Des tonnes de gravats obstruent encore les rues de L'Aquila dix mois après le tremblement de terre qui a fait 299 morts dans cette ville du centre de l'Italie, empêchant le retour de ses habitants dans le centre historique, devenu une véritable ville morte.

Quatre millions de tonnes de gravats doivent encore être évacuées et l'objectif pour 2010 est d'en extraire un million. «Le problème est que ces gravats sont considérés comme des déchets et doivent être évacués en respectant certaines règles», explique à l'AFP Eugenio Carlomagno, cofondateur du Comité de sauvegarde de la vieille ville, forte de 2 000 membres. «Il y a des blocages bureaucratiques», précise-t-il.

En attendant, des échafaudages de bois et de métal soutiennent les trésors d'architecture qui ornent le centre médiéval de la ville, destiné selon les experts à rester une zone en chantier pour les dix prochaines années.

Quant aux habitants, ils doivent prendre leur mal en patience.

«Il y a juste besoin de travaux de maçonnerie et de plomberie dans ma maison», raconte Patricia Colaci, une obstétricienne qui fait partie des dizaines de personnes vivant encore dans trois hôtels en périphérie de la ville.

Tout en se présentant comme une fervente supporter du chef du gouvernement Silvio Berlusconi, elle avoue que sa patience est à bout: «Le travail aurait déjà dû être fait, ils ont eu assez de temps, (habiter à l'hôtel) représente un grand gaspillage».
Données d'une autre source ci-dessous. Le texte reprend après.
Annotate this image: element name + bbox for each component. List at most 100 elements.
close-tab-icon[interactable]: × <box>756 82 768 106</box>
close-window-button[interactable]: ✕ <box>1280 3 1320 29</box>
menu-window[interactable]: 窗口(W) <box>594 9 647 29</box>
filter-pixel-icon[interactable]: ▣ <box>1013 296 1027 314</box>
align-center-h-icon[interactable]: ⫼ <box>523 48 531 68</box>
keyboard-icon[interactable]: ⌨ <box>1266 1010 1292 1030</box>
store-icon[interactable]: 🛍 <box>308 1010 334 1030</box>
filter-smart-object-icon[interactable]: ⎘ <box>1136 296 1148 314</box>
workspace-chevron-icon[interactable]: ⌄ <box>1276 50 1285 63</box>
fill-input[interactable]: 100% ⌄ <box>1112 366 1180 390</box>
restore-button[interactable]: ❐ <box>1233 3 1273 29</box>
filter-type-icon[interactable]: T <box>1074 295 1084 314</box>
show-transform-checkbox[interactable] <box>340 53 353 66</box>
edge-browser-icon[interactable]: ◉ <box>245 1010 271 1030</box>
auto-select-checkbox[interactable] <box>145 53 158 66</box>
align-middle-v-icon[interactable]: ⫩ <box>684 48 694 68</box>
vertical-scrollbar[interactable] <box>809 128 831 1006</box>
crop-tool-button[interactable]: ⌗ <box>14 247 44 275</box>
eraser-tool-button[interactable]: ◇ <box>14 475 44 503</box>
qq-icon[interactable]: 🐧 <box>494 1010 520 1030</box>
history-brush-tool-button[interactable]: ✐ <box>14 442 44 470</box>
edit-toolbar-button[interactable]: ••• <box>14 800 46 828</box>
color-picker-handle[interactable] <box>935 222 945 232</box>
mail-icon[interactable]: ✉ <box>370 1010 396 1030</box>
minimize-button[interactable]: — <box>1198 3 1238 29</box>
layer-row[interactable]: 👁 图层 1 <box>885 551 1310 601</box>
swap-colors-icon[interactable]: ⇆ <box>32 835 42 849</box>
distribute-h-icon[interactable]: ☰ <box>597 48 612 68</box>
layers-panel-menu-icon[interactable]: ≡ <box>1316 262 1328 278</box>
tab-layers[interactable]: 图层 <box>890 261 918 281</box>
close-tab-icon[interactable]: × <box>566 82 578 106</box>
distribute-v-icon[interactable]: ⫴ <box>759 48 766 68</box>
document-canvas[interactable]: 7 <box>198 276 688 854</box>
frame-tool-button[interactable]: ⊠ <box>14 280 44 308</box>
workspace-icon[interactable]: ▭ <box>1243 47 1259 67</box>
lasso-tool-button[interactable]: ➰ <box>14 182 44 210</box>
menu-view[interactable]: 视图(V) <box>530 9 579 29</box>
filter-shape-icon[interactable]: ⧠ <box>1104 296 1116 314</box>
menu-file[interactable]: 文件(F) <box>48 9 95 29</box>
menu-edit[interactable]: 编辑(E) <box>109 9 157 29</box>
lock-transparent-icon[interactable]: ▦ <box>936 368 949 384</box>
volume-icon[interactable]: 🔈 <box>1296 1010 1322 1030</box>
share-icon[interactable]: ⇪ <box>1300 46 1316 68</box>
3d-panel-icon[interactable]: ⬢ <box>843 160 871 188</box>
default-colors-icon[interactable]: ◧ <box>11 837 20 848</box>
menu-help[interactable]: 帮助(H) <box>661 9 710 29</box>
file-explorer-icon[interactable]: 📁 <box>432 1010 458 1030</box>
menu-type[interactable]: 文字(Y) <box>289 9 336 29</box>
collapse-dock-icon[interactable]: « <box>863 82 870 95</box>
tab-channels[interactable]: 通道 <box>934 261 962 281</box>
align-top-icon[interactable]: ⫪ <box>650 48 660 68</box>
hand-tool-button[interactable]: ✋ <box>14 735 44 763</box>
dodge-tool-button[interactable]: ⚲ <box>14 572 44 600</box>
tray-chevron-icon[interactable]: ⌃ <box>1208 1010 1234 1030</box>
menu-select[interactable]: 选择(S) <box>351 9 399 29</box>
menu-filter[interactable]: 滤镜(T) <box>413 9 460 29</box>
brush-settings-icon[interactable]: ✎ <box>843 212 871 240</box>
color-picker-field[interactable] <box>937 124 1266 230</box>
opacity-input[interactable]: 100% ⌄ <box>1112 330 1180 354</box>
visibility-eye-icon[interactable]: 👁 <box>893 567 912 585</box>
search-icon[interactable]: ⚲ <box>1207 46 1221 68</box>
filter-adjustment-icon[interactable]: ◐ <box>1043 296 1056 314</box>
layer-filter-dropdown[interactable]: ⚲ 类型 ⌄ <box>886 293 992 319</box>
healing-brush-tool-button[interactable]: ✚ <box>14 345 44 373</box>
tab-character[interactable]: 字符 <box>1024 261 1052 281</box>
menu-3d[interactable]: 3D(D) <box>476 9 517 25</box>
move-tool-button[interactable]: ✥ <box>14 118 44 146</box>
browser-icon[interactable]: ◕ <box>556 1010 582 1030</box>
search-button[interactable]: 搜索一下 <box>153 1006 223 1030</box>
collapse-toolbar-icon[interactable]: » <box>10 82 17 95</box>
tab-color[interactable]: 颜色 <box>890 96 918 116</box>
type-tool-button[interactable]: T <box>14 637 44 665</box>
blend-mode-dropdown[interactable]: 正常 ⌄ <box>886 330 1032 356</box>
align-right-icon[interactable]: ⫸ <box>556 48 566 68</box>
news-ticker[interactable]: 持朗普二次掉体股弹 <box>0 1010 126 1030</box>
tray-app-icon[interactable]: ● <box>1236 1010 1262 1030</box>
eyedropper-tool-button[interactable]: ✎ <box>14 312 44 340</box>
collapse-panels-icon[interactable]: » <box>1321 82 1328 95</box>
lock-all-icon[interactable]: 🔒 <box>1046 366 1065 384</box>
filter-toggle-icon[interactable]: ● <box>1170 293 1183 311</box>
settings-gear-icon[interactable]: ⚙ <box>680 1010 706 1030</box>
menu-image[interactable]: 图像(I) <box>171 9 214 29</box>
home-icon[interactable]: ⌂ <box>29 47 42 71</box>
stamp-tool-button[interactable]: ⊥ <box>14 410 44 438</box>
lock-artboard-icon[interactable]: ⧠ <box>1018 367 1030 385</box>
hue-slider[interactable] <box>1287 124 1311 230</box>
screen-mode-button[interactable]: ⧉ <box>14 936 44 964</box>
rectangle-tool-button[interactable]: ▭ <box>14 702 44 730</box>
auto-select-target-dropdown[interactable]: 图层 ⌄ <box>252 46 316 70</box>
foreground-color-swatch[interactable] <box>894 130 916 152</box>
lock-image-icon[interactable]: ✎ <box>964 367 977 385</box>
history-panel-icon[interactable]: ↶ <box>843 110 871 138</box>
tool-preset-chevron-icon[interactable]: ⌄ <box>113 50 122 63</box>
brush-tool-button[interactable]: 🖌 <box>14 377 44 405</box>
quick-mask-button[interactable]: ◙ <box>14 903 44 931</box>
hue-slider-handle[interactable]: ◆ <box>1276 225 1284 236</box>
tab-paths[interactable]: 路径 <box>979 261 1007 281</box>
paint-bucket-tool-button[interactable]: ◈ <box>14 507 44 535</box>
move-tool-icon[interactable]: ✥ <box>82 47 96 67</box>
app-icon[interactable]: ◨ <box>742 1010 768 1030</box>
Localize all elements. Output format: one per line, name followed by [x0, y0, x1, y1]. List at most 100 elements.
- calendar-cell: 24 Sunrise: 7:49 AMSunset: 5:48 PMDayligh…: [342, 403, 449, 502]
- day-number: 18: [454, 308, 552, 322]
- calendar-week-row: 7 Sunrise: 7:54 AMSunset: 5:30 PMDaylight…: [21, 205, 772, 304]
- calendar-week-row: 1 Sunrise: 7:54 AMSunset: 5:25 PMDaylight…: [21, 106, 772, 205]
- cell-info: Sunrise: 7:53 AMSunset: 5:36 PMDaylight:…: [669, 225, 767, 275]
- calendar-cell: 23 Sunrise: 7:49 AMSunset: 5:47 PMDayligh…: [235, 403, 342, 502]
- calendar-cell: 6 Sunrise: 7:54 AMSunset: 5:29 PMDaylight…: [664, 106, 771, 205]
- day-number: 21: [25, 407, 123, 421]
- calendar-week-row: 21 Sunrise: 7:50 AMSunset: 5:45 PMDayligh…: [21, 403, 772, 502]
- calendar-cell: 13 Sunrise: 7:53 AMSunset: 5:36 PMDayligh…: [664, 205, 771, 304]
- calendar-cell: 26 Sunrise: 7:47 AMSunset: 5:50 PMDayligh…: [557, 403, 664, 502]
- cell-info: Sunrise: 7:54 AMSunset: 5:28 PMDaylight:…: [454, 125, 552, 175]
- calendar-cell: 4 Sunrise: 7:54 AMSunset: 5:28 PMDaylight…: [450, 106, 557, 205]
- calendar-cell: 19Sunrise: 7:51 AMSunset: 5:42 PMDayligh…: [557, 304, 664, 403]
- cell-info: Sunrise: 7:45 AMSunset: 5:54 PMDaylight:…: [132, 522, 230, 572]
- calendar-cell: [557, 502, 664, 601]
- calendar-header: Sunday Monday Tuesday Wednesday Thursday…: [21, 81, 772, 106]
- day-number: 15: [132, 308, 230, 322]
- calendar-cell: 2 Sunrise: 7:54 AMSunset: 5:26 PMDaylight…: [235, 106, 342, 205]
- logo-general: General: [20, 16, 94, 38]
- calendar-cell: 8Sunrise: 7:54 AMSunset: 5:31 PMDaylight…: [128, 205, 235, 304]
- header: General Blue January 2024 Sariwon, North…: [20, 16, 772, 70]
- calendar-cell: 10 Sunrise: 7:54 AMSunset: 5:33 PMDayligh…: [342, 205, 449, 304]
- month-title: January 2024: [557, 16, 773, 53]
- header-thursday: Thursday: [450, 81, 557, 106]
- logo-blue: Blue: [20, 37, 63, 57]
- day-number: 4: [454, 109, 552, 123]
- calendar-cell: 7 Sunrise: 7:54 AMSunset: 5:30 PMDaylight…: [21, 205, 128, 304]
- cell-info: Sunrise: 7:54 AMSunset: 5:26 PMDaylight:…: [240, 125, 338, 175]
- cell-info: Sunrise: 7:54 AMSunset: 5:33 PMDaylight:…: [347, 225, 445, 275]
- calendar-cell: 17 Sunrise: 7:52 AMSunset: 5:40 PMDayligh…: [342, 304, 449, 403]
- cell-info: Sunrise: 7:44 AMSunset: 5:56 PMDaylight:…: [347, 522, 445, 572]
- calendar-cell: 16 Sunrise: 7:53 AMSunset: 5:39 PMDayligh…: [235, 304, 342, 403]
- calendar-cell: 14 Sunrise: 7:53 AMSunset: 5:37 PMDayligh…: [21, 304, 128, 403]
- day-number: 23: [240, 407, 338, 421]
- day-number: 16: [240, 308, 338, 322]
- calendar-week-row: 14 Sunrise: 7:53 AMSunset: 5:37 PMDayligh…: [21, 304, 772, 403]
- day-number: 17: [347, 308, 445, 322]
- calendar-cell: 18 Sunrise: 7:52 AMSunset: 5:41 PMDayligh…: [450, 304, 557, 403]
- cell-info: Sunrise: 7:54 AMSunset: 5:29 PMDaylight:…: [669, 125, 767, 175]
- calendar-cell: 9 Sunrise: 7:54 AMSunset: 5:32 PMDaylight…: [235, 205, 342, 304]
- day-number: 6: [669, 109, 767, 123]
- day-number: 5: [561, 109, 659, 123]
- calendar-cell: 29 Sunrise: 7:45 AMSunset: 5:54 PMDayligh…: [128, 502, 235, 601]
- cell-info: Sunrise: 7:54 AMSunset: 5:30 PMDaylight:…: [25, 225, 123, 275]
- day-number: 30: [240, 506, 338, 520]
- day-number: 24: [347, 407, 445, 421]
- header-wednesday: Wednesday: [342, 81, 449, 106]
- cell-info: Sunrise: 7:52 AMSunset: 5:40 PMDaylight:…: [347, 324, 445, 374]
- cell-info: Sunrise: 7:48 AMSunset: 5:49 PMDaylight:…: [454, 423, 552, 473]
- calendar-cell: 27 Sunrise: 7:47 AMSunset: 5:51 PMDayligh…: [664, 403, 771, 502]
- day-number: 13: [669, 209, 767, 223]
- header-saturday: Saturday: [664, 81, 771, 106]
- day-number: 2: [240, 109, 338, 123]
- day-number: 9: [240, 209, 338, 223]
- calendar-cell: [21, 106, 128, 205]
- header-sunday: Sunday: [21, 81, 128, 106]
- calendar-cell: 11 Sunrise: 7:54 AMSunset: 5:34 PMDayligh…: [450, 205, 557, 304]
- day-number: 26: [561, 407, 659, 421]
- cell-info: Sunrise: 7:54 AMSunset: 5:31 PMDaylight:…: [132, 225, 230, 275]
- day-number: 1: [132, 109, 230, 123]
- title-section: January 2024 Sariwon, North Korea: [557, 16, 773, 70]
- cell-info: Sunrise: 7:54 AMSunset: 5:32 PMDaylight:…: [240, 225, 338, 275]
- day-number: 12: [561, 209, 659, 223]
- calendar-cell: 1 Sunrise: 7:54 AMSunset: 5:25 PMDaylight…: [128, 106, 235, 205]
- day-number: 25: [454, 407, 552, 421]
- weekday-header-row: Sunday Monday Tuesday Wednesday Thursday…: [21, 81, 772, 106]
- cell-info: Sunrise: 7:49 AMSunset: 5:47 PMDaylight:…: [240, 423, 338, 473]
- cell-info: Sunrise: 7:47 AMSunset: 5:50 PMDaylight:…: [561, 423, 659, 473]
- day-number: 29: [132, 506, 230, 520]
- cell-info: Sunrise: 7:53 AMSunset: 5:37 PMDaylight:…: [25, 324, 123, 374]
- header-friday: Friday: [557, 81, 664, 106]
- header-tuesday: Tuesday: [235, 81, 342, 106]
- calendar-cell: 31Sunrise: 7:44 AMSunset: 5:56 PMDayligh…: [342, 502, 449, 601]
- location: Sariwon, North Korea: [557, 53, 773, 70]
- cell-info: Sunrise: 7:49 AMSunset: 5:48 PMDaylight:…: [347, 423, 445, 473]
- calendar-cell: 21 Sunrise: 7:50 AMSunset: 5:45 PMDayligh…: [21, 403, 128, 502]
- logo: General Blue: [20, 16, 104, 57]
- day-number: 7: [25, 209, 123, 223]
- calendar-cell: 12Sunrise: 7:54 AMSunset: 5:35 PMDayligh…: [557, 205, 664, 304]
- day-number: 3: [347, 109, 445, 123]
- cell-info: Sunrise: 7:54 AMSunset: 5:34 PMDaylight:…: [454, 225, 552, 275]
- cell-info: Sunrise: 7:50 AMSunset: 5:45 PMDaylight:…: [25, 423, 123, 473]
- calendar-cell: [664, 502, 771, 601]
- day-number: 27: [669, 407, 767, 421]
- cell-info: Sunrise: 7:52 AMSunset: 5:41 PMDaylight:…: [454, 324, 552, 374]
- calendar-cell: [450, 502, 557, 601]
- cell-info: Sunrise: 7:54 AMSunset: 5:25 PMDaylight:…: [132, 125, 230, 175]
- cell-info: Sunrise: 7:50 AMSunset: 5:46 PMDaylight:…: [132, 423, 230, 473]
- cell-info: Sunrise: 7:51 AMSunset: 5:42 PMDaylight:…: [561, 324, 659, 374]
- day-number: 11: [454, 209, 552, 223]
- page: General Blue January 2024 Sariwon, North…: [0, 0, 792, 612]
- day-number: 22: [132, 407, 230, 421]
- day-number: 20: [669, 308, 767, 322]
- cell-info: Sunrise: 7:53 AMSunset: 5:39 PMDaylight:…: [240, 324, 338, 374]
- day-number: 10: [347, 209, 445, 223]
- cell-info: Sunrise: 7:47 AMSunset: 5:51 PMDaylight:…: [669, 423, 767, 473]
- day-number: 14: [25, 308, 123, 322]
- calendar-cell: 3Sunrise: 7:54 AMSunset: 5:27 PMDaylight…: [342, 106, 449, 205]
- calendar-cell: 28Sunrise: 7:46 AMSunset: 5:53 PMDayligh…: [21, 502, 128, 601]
Des milliers d'autres habitants vivent dans des hôtels sur la côte adriatique, mais plus personne n'est logé dans des tentes depuis fin novembre.

En septembre, les premières maisons en dur ont été livrées dans un grand déploiement médiatique par Silvio Berlusconi aux habitants du village martyre d'Onna, proche de L'Aquila, dont la population a été décimée par le séisme.

Selon la protection civile, 30 000 personnes ont par ailleurs quitté la région, rappelle M. Carlomagno, qui note aussi que 70% des appartements du centre historique étaient des résidences secondaires appartenant notamment à des Romains. L'Aquila est à une heure de voiture de la capitale.

«L'Aquila deviendra une ville-dortoir avec les habitants qui vivent dans des maisons neuves en périphérie, tandis que le centre-ville se limitera aux administrations et aux monuments», se désole-t-il.

10 ans de travaux

Lors d'une visite du centre dévasté, un responsable de la protection civile, Enzo Ariu, semble donner corps aux craintes des habitants en confirmant que les travaux de rénovation prendront au moins une décennie et qu'une partie du centre pourrait rester en ruines en mémoire du séisme.

«Ce serait un peu comme Pompéi, dans un certain sens», ajoute-t-il, en soulignant que la priorité sera donnée à la reconstruction des «sites politiquement sensibles, des monuments symboles de l'Aquila», comme la basilique.

«Dix ans d'attente, c'est trop long, et il n'y pas de véritable plan pour la ville», commente M. Carlomagno, qui déplore en outre la déformation des faits par les médias.

Il cite l'exemple de deux magasins ouverts en lisière du centre pour protester contre le lenteur des travaux : une chaîne de télévision les a présentés comme un symbole de la renaissance de la ville.